My vote (as a fellow competitor, not official) is yes, you should be allowed to run based on the 2016 math. I think this should be be offered ONLY to cars that appeared in 2016 (with the same owner making a reappearance in the same car). That's the perk you get for being there.
I'm writing this for Tom's benefit. It's just my opinion. It's HIS decision.
But I do think that is the only fair way you get out of the mistake that was made.
Side note: I will be hurt by this. I bought a car and the parts for a 2017 Challenge car under the 2016 math immediately after the 2016 Challenge. I will not be able to run under the 2017 math.
+1 with SVRex's interpretation for 2016 competitors caught in this conundrum. Not that my vote counts. FWIW new rule/old rule does not affect my piece of E36 M3.
In a For Instance Question, I buy the Fiero And that is My Base Cost, We know it Needs head Gasket's (I'll replace both) A good tune and figure out what's up with The ECM or the Mega Squirt that was included,
Is that the Point I start Adding in additional Cost's(+ the Gasket's and tune up parts) I get 4 tires free,but anything Past that is where I need to Itemize, .

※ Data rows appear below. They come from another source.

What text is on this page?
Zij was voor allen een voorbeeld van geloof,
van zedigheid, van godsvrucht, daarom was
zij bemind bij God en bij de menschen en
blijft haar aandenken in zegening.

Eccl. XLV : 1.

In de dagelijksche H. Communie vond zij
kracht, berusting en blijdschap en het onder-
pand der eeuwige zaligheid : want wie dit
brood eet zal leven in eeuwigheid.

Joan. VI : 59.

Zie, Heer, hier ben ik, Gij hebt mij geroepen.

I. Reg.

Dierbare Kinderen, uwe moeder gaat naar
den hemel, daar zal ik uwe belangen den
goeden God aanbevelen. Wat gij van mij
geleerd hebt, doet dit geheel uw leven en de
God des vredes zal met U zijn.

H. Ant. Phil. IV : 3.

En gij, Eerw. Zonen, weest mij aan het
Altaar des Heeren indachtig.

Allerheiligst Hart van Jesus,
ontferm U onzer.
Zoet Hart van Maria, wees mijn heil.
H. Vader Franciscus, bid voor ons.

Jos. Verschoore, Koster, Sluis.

My getting an almost running car and not changing anything is an Advantage to me? It dosn't Matter what was Spent before me only what I have Spent?
GTXVette wrote: My getting an almost running car and not changing anything is an Advantage to me? It dosn't Matter what was Spent before me only what I have Spent?
Advantage you. Line 1 is purchase price. Doesn't matter what someone else put into it, it matters what you paid.
GTX, yep, the only math that matters is what you have in the car. Not what the last guy dumped into it.
Partial TRADES/BUDGET CAPS
I paid $500 for my car. I have recouped $500 max selling parts. Suppose Tranny went out. Replacement transmission is 600$ if purchased outright. But I can get $200 trade in/core charge if I give my transmission in trade.
I know trades are a "wash". Even if I have already reached my recoup cap?
In above example what would I show on budget spreadsheet? $400 or $600?
$200 is the core charge. You are turning in your core which has already been devalued to $0 by the recoup. So it shouldn't matter what the shop values the core at. You've only paid $400 out of your budget. You already paid for that core when you bought the car. It shouldn't hit you're budget twice. That's my logic anyway.
safety recall?
So this is probably a dumb question, but I just got a safety recall for my car for the lighting control module.
In the interest of transparency, I assume this shows up on the budget as a free repair?